You won't be getting any updates for FC3 since the Fedora Project has dropped support for that. If you like the Fedora distribution you can go with FC6 or wait for May 24 when FC7 is due to be released. Otherwise, Ubuntu is a fine distribution.
Try this:
What? ®
Wait! Someone got WiFi to work in Linux!?
Okay, easy...just saying this is one area that's always been behind in Linux.
Which is not, a part of Linux, nor will it ever be while the driver relies on proprietary firmware.
What part of "the flaw was in the open portion of the driver" did you manage to miss?
The number of security advisories has very little bearing on OS's tho...
An issue with madwifi is an issue which can affect linux, but is not a bug in linux per se (since its not in the default kernel).
It may be a bug with a particular distribution of linux, if that distribution were to include these drivers.
Similarly, a bug in firefox or apache could also affect windows users if they chose to install it, but it won't be flagged as a windows bug because it's not present by default. Conversely, it will be flagged by most linux vendors as most linux distributions do include these programs.
When needs to be considered is that:
There are many linux distributions, each of these will release their own advisory listing affected versions of their distro, so you may get 10 advisories for a single issue.
Most linux distributions come with thousands of apps, far more than come with windows or even than microsoft publish as a whole.
Back to drivers, there are many many companies producing drivers for windows, many of which are questionable quality (most windows crashes are often blamed on poor drivers, how many of these crashes could be exploitable bugs?) so there are probably many many security holes to be found. The difference is that people aren't looking for holes in third party windows drivers, they would only affect people with certain types of hardware, and there is plenty of much lower hanging fruit to be found on the average windows system.
http://spamdecoy.net - free throwaway anonymous email - avoid spam!
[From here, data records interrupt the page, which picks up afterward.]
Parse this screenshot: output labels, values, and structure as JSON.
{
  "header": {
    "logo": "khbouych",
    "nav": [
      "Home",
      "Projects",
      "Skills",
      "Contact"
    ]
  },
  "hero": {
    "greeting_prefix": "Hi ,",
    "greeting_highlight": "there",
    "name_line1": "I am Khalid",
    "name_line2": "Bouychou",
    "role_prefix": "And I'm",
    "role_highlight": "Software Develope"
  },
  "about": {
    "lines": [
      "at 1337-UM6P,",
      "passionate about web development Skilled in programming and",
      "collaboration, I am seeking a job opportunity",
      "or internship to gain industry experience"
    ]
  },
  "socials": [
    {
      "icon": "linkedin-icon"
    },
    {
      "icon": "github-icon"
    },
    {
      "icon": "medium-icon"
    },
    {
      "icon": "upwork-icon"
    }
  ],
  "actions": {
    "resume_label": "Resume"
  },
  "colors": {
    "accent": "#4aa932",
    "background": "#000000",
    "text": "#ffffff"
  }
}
It doesn't seem like a campaign to me. From my vantage point (obsessively neutral about tools) it looks like insecurity masquerading as a big community hug and wank session.
People who are secure in the choices they've made don't need to trumpet them all over the place. In particular, they don't segue any possible (tenuous) link into a rant about the superiority of their choice.
Slashdot - where whining about luck is the new way to make the world you want.
You wouldn't have to test for longer than hours or a few days if you had a comprehensive suite of unit tests. This is just a buffer overflow, not a feature addition. QA/acceptance testing should consist of checking that only code relevant to the bug was modified, and that the modification actually addresses the bug.
I can't blame Microsoft for having to use a longer term testing plan. Many developers have abused the APIs, and Microsoft has shown themselves to be committed to making Windows backwards compatible, to a fault.
If Linux developers abused the APIs this way, the API maintainers would tell them to get stuffed. Everyone involved knows it, so API abuse isn't much of an issue, and so smarter testing strategies can work.
In short, Microsoft screwed themselves out of doing things the "right" (expedient) way by holding developer's hands. Of course, holding developer's hands made it a very attractive platform to work with -- the strategy has obviously worked to their financial advantage.
After all, I am strangely colored.
I use [linuxdistro] and am a firm believer in open source software, but we just can't pretend that [securityflawfixedmonthsago] isn't a big deal. Your average Joe user isn't able to install a patch and this just proves that Linux is not ready for the desktop.